Haben Sie noch Hoffnung für den inhaftierten Kunstmäzen Osman Kavala und den ehemaligen HDP-Chef Selahattin Demirtaş?
Natürlich habe ich das! Nelson Mandela wurde vom Präsidenten Frederik Willem de Klerk freigelassen. Natürlich hoffe ich, dass es nicht so lange dauert, der Himmel möge es verhüten.
Intellektuelle, Akademiker, Liberale wie Can Dündar sind zu Tausenden ausgewandert. Gibt es noch eine ernstzunehmende Opposition?
Es gibt sie, aber meistens in den sozialen Medien und ein bisschen auf der Straße, aber nicht mehr so viel wie früher. Auf der anderen Seite halte ich die Proteste der Boğaziçi-Universität, die jetzt schon seit Monaten stattfinden, unter den jetzigen Umständen für einen äußerst bedeutsamen Widerstand.
In den 70er Jahren schuf die Malerlegende Mehmet Güleryüz mit der Skulptur eines riesigen Affen aus Holz in einem Kasten ein Symbol gegen das Einengende der türkischen Gesellschaft. Spätestens ab den 90er Jahren wurden die Kunst und die Intellektuellen dann zum Nukleus des kritischen Diskurses über die Identität der Türkei. Ist es mit dieser Pionierrolle vorbei?
Nein, es ist noch nicht vorbei, ich meine, die Kraft der Kunst ist da, aber es ist vertrackt. Als das Arter-Kunstmuseum 2019 in sein neues Gebäude umzog, zeigten sie auf der Eröffnungsausstellung meine Arbeit „We didn’t go outside; we were always on the outside/We didn’t go inside; we were always on the inside“, eine Installation, die aus einer hölzernen Wachkabine besteht, umgeben von Stacheldraht. 24 Jahre nachdem sie erstmals auf der 4. Istanbul Biennale 1995 gezeigt wurde.

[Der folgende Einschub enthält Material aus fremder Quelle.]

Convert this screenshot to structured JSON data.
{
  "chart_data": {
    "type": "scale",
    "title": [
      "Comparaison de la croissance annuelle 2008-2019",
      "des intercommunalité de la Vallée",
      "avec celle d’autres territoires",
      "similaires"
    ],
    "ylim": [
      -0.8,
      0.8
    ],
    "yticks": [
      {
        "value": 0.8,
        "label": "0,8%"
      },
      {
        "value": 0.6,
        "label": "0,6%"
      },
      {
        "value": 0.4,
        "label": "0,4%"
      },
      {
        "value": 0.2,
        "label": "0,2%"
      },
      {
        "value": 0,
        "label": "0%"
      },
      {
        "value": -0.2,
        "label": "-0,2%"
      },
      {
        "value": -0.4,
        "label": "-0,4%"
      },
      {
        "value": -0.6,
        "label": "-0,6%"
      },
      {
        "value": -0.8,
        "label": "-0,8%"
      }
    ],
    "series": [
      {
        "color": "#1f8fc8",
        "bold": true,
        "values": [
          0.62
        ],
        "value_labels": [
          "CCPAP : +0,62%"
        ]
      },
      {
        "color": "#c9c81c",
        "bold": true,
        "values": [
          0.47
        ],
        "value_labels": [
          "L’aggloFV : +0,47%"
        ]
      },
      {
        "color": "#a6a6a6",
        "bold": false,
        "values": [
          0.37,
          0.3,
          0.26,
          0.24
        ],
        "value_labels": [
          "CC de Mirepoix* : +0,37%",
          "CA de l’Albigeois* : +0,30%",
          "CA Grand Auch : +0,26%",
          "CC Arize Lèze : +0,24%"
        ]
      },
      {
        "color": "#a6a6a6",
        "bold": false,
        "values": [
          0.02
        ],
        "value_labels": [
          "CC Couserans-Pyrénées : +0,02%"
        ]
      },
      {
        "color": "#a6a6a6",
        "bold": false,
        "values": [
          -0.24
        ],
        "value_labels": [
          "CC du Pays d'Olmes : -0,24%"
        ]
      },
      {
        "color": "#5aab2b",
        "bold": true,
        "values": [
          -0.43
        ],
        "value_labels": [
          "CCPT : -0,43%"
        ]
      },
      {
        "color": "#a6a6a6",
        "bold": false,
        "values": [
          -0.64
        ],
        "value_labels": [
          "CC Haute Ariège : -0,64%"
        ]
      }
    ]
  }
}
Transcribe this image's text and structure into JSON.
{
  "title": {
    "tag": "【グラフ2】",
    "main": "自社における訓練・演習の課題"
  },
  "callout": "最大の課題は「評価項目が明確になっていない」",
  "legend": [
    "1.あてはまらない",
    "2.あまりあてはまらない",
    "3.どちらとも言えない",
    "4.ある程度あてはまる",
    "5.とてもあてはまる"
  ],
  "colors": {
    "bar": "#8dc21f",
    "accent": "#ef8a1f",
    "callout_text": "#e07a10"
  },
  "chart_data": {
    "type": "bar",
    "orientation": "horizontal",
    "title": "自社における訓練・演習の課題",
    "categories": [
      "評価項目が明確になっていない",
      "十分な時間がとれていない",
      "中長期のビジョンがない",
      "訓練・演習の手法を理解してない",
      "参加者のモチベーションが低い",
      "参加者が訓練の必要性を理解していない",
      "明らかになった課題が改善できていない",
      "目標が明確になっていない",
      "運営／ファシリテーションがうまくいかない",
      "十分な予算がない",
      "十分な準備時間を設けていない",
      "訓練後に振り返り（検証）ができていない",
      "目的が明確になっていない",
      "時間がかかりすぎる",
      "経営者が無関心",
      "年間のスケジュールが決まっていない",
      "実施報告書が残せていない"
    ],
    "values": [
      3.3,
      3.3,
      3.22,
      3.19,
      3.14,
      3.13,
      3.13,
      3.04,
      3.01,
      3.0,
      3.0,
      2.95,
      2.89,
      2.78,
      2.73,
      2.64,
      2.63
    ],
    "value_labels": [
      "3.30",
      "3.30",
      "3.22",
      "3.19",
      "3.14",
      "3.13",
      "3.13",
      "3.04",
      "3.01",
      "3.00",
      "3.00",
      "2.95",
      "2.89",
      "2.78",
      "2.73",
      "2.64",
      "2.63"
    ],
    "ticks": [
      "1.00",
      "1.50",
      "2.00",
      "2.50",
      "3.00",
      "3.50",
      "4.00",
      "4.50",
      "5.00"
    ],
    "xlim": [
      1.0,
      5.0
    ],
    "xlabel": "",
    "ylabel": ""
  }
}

Sie wurde zu einem zentralen Anziehungspunkt für die Zuschauer und in den sozialen Medien. Dagegen befindet sich die Installation „I know people like this II“, die ich 1992 erstmals gezeigt habe und wegen der ich vor Gericht gestellt wurde, jetzt im Depot, und wer weiß, wann oder ob sie jemals in der Türkei wieder ausgestellt werden kann. Für den Fall müssten jede Institution und ich auf die ernsten Konsequenzen vorbereitet sein. Ironischerweise kann die spätere Arbeit gezeigt werden, aber nicht die Arbeit, die die Reaktion hervorgerufen hat, und dies ist so typisch für die Türkei.
Kann die Kunst in Ihrem Land wirklich noch frei arbeiten?

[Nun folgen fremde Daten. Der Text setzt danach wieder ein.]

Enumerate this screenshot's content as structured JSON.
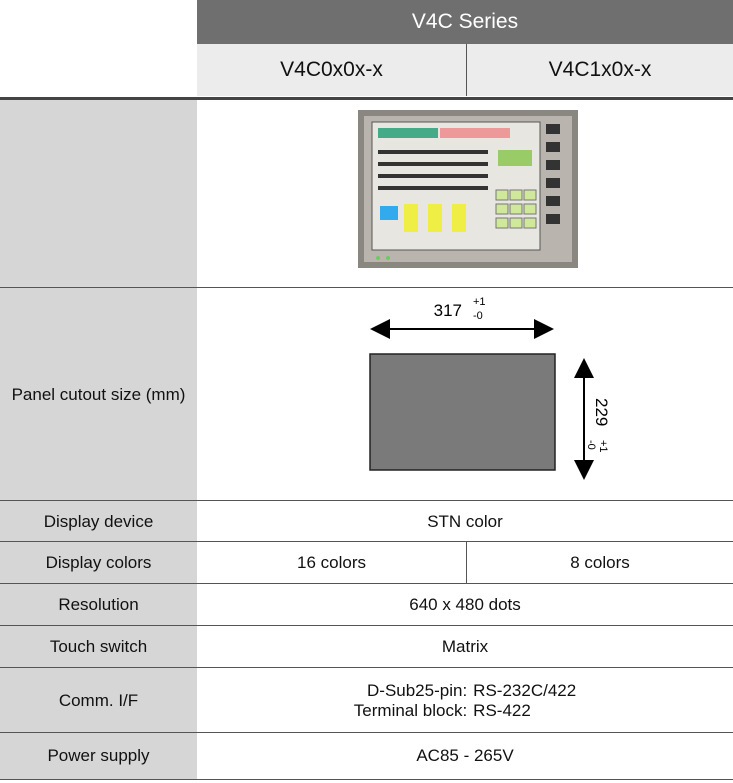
{
  "header": {
    "series": "V4C Series",
    "models": [
      "V4C0x0x-x",
      "V4C1x0x-x"
    ]
  },
  "cutout": {
    "label": "Panel cutout size (mm)",
    "width": "317",
    "width_plus": "+1",
    "width_minus": "-0",
    "height": "229",
    "height_plus": "+1",
    "height_minus": "-0"
  },
  "rows": [
    {
      "label": "Display device",
      "values": [
        "STN color"
      ]
    },
    {
      "label": "Display colors",
      "values": [
        "16 colors",
        "8 colors"
      ]
    },
    {
      "label": "Resolution",
      "values": [
        "640 x 480 dots"
      ]
    },
    {
      "label": "Touch switch",
      "values": [
        "Matrix"
      ]
    },
    {
      "label": "Comm. I/F",
      "lines": [
        [
          "D-Sub25-pin:",
          "RS-232C/422"
        ],
        [
          "Terminal block:",
          "RS-422"
        ]
      ]
    },
    {
      "label": "Power supply",
      "values": [
        "AC85 - 265V"
      ]
    }
  ]
}
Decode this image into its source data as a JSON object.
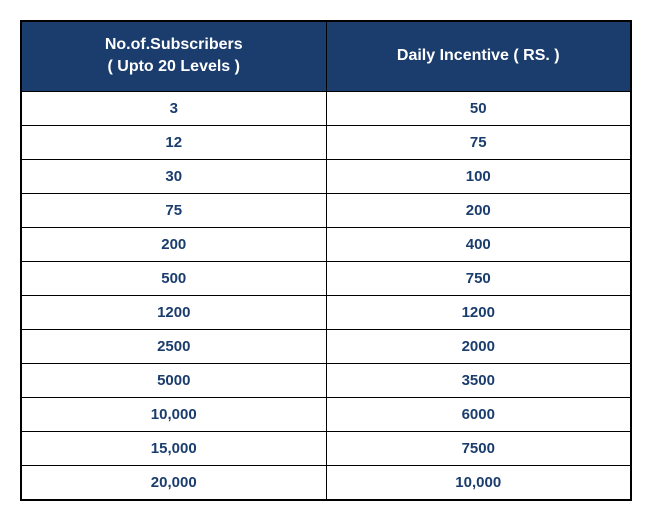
{
  "table": {
    "type": "table",
    "header_bg": "#1b3d6d",
    "header_fg": "#ffffff",
    "cell_fg": "#1b3d6d",
    "cell_bg": "#ffffff",
    "border_color": "#000000",
    "header_fontsize": 16,
    "cell_fontsize": 15,
    "font_weight": 700,
    "columns": [
      {
        "label_line1": "No.of.Subscribers",
        "label_line2": "( Upto 20 Levels )",
        "width_pct": 50,
        "align": "center"
      },
      {
        "label_line1": "Daily Incentive ( RS. )",
        "label_line2": "",
        "width_pct": 50,
        "align": "center"
      }
    ],
    "rows": [
      [
        "3",
        "50"
      ],
      [
        "12",
        "75"
      ],
      [
        "30",
        "100"
      ],
      [
        "75",
        "200"
      ],
      [
        "200",
        "400"
      ],
      [
        "500",
        "750"
      ],
      [
        "1200",
        "1200"
      ],
      [
        "2500",
        "2000"
      ],
      [
        "5000",
        "3500"
      ],
      [
        "10,000",
        "6000"
      ],
      [
        "15,000",
        "7500"
      ],
      [
        "20,000",
        "10,000"
      ]
    ]
  }
}
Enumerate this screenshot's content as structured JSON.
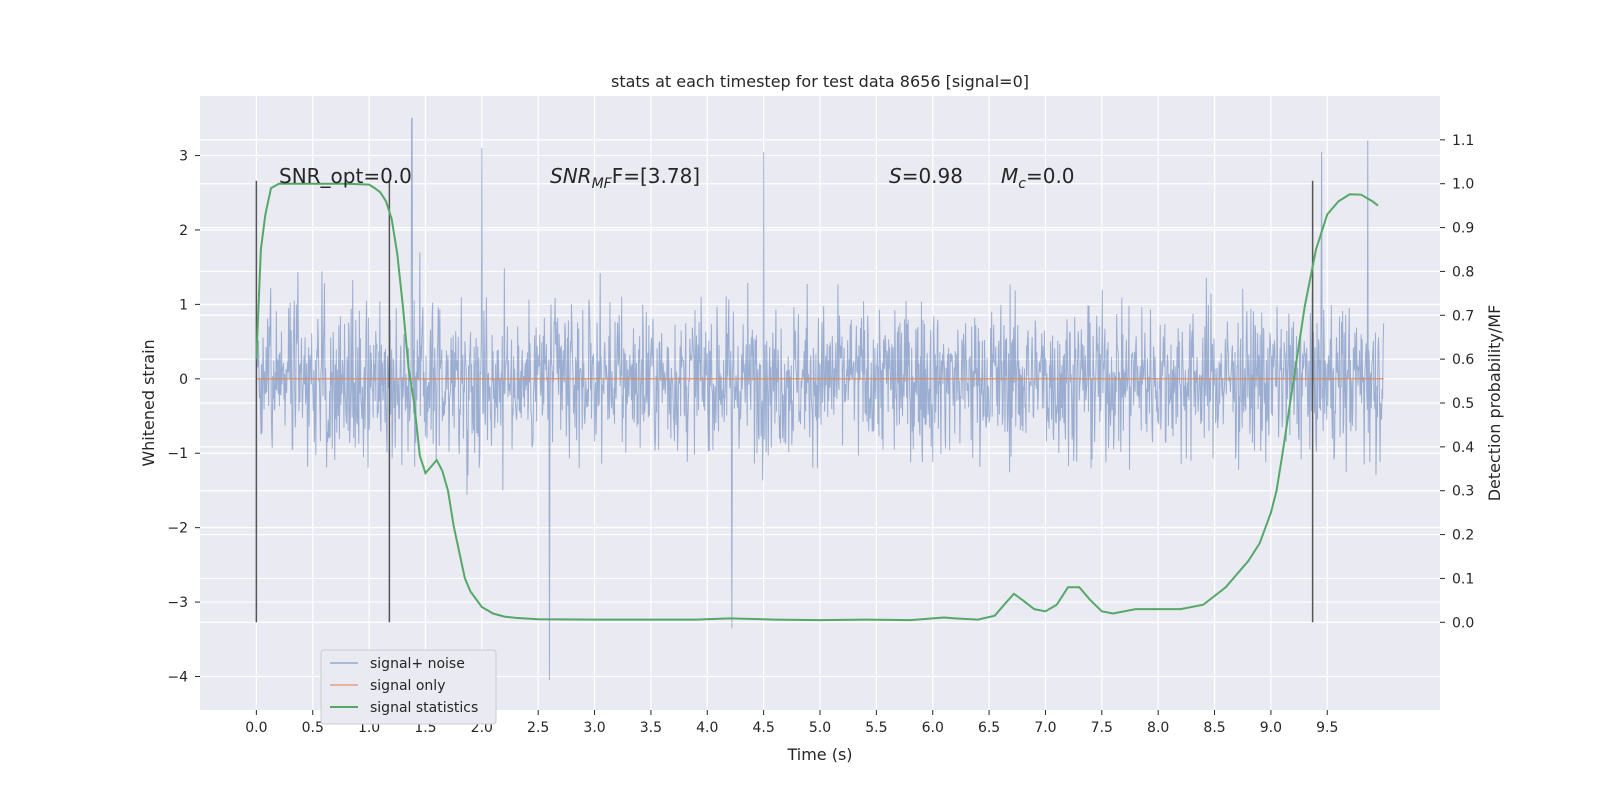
{
  "chart_data": {
    "type": "line",
    "title": "stats at each timestep for test data 8656 [signal=0]",
    "xlabel": "Time (s)",
    "ylabel_left": "Whitened strain",
    "ylabel_right": "Detection probability/MF",
    "xlim": [
      -0.5,
      10.5
    ],
    "ylim_left": [
      -4.45,
      3.8
    ],
    "ylim_right": [
      -0.2,
      1.2
    ],
    "x_ticks": [
      "0.0",
      "0.5",
      "1.0",
      "1.5",
      "2.0",
      "2.5",
      "3.0",
      "3.5",
      "4.0",
      "4.5",
      "5.0",
      "5.5",
      "6.0",
      "6.5",
      "7.0",
      "7.5",
      "8.0",
      "8.5",
      "9.0",
      "9.5"
    ],
    "y_ticks_left": [
      "3",
      "2",
      "1",
      "0",
      "−1",
      "−2",
      "−3",
      "−4"
    ],
    "y_ticks_right": [
      "1.1",
      "1.0",
      "0.9",
      "0.8",
      "0.7",
      "0.6",
      "0.5",
      "0.4",
      "0.3",
      "0.2",
      "0.1",
      "0.0"
    ],
    "grid": true,
    "legend_position": "lower-left",
    "annotations": [
      {
        "text": "SNR_opt=0.0",
        "x": 0.2
      },
      {
        "text_main": "SNR",
        "text_sub": "MF",
        "text_rest": "F=[3.78]",
        "x": 2.6
      },
      {
        "text_main": "S",
        "text_rest": "=0.98",
        "x": 5.6
      },
      {
        "text_main": "M",
        "text_sub": "c",
        "text_rest": "=0.0",
        "x": 6.6
      }
    ],
    "vertical_lines": [
      0.0,
      1.18,
      9.37
    ],
    "series": [
      {
        "name": "signal+ noise",
        "color": "#4c72b0",
        "axis": "left",
        "x_range": [
          0.0,
          10.0
        ],
        "envelope_typical": [
          -1.5,
          1.5
        ],
        "extremes": [
          {
            "x": 1.38,
            "y": 3.5
          },
          {
            "x": 2.6,
            "y": -4.05
          },
          {
            "x": 4.22,
            "y": -3.35
          },
          {
            "x": 9.86,
            "y": 3.2
          },
          {
            "x": 9.45,
            "y": 3.05
          },
          {
            "x": 4.5,
            "y": 3.05
          },
          {
            "x": 2.0,
            "y": 3.1
          }
        ]
      },
      {
        "name": "signal only",
        "color": "#dd8452",
        "axis": "left",
        "x": [
          0.0,
          10.0
        ],
        "y": [
          0.0,
          0.0
        ]
      },
      {
        "name": "signal statistics",
        "color": "#55a868",
        "axis": "right",
        "x": [
          0.0,
          0.04,
          0.08,
          0.13,
          0.2,
          0.3,
          0.45,
          0.6,
          0.8,
          1.0,
          1.05,
          1.1,
          1.15,
          1.2,
          1.25,
          1.3,
          1.35,
          1.4,
          1.45,
          1.5,
          1.55,
          1.6,
          1.65,
          1.7,
          1.75,
          1.8,
          1.85,
          1.9,
          2.0,
          2.1,
          2.2,
          2.3,
          2.5,
          3.0,
          3.5,
          3.9,
          4.2,
          4.6,
          5.0,
          5.4,
          5.8,
          6.0,
          6.1,
          6.2,
          6.4,
          6.55,
          6.65,
          6.72,
          6.8,
          6.9,
          7.0,
          7.1,
          7.2,
          7.3,
          7.4,
          7.5,
          7.6,
          7.8,
          8.0,
          8.2,
          8.4,
          8.6,
          8.8,
          8.9,
          9.0,
          9.05,
          9.1,
          9.2,
          9.3,
          9.4,
          9.5,
          9.6,
          9.7,
          9.8,
          9.9,
          9.95
        ],
        "y": [
          0.6,
          0.85,
          0.93,
          0.99,
          1.0,
          1.0,
          1.0,
          1.0,
          1.0,
          0.998,
          0.99,
          0.98,
          0.96,
          0.92,
          0.84,
          0.72,
          0.58,
          0.5,
          0.38,
          0.34,
          0.355,
          0.37,
          0.345,
          0.3,
          0.22,
          0.16,
          0.1,
          0.07,
          0.035,
          0.02,
          0.013,
          0.01,
          0.007,
          0.006,
          0.006,
          0.006,
          0.009,
          0.006,
          0.005,
          0.006,
          0.005,
          0.009,
          0.011,
          0.009,
          0.006,
          0.015,
          0.045,
          0.065,
          0.05,
          0.03,
          0.025,
          0.04,
          0.08,
          0.08,
          0.05,
          0.025,
          0.02,
          0.03,
          0.03,
          0.03,
          0.04,
          0.08,
          0.14,
          0.18,
          0.25,
          0.3,
          0.38,
          0.55,
          0.72,
          0.85,
          0.93,
          0.96,
          0.976,
          0.975,
          0.96,
          0.95
        ]
      }
    ]
  }
}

Ja, überraschenderweise gab es kürzlich in Istanbul eine großartige Show in dem unabhängigen Artspace Protocinema mit dem Titel „A Finger for an Eye“, kuratiert von Alper Turan. Sie hat sich sehr kritisch mit der anhaltenden Gewalt auseinandersetzt, vor allem der visuellen Codes und Symbole. In der Show war sogar ein Foto von den Protesten der Boğaziçi-Universität zu sehen.

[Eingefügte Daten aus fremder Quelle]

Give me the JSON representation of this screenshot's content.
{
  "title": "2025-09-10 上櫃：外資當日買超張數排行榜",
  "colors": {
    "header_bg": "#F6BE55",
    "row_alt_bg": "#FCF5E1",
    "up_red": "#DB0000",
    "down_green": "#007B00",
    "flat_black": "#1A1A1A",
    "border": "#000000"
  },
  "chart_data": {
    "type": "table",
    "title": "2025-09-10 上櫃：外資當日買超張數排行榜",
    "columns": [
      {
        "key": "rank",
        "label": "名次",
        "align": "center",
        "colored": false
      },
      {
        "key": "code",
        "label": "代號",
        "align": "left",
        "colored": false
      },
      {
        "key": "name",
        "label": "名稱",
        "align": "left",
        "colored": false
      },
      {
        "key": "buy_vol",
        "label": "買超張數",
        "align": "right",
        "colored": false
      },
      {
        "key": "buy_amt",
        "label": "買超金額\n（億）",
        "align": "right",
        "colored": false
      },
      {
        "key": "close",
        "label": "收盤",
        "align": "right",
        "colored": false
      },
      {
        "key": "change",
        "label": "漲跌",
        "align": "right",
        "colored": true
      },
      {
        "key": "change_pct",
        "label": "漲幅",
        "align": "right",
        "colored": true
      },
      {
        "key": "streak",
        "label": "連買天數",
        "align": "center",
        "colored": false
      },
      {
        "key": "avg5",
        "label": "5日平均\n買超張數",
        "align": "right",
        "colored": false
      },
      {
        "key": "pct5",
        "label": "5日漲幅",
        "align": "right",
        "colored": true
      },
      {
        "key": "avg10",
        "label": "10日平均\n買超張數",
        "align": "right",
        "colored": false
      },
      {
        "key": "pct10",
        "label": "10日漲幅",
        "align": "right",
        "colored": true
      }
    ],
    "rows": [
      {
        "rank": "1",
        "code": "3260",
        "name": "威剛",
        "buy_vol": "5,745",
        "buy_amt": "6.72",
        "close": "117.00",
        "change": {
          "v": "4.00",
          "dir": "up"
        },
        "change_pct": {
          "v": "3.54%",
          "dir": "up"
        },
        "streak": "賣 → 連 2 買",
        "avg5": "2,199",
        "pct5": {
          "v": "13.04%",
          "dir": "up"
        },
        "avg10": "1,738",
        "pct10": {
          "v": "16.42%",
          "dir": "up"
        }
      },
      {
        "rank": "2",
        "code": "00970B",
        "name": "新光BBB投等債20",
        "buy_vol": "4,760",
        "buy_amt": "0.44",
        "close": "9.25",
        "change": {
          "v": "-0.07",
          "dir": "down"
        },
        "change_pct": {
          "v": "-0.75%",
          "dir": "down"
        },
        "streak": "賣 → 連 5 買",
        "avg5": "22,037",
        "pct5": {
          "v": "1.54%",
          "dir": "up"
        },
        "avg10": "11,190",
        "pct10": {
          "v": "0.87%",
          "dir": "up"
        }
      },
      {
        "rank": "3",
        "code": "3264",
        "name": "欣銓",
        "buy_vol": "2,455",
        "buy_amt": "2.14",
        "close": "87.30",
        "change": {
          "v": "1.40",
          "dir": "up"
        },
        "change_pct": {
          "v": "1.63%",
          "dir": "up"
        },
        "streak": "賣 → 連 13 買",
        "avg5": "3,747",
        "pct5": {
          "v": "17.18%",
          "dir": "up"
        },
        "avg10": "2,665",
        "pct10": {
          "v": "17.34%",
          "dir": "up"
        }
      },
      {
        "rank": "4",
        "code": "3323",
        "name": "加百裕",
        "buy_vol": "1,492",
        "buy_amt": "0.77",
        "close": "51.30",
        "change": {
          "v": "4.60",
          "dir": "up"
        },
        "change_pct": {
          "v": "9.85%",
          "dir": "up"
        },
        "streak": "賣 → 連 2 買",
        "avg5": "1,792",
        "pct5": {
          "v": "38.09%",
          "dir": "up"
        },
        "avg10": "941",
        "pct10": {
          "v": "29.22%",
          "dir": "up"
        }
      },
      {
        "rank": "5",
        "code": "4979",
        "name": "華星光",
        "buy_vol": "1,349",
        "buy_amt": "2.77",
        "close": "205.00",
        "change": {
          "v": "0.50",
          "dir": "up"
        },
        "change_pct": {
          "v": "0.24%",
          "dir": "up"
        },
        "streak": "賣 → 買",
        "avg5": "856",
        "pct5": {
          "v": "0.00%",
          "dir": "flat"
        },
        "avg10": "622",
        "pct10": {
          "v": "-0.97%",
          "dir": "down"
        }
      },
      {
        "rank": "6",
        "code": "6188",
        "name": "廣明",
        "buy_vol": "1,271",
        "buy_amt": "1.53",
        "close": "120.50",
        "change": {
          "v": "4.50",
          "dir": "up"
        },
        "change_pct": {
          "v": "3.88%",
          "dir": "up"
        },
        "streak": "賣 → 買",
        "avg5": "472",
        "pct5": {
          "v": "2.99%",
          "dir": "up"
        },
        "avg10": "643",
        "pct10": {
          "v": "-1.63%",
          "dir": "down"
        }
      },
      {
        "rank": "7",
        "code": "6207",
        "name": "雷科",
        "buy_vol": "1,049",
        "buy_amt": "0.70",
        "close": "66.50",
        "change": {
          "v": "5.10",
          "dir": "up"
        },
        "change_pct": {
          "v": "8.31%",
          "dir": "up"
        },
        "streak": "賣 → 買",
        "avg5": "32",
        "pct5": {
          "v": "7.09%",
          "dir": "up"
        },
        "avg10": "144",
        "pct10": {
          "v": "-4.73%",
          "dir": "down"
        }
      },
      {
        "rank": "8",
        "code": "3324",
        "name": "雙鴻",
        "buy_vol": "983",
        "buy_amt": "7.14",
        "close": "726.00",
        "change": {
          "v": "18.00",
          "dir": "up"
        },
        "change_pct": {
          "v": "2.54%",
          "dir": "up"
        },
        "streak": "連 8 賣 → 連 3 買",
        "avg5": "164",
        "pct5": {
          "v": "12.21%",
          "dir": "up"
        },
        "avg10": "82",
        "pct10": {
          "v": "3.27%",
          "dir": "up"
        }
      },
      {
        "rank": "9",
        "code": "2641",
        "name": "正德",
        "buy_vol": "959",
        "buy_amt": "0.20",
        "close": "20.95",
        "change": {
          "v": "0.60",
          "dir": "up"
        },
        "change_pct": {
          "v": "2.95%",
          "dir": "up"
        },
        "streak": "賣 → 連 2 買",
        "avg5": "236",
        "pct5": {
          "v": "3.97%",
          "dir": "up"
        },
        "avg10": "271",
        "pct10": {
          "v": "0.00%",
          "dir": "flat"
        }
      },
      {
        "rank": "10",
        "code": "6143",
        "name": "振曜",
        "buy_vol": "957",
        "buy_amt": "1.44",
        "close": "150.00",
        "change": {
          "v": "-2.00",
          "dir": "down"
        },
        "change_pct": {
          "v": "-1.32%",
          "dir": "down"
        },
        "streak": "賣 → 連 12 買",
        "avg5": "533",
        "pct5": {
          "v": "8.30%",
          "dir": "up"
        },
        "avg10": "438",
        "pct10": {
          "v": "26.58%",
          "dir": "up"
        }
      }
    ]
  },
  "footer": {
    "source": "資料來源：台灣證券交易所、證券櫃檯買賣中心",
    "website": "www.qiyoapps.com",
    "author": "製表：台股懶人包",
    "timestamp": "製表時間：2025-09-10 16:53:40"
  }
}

Die Türkei reagiert immer allergisch auf Einmischungen von außen. Könnte Europa etwas tun gegen den Marsch des Landes in die Diktatur? Und wenn ja, was?
Wenn sich die EU nicht so sehr vor dem Zustrom von Einwanderern nach Europa gefürchtet hätte, stünde sie jetzt nicht unter dem Druck, davor zurückzuschrecken, kritisch auf das zu reagieren, was in letzter Zeit in der Türkei geschehen ist. Ehrlich gesagt ist das Image der EU von hier aus so, dass sie sich nicht mehr um Demokratie oder Menschenrechtsfragen in der Türkei kümmert. Ich denke jedoch, dass diese Diplomatie auch für die EU schwerwiegende negative Folgen haben kann. Aber die EU-Politiker und -Diplomaten wissen viel besser als ich, wie sie der Türkei helfen können.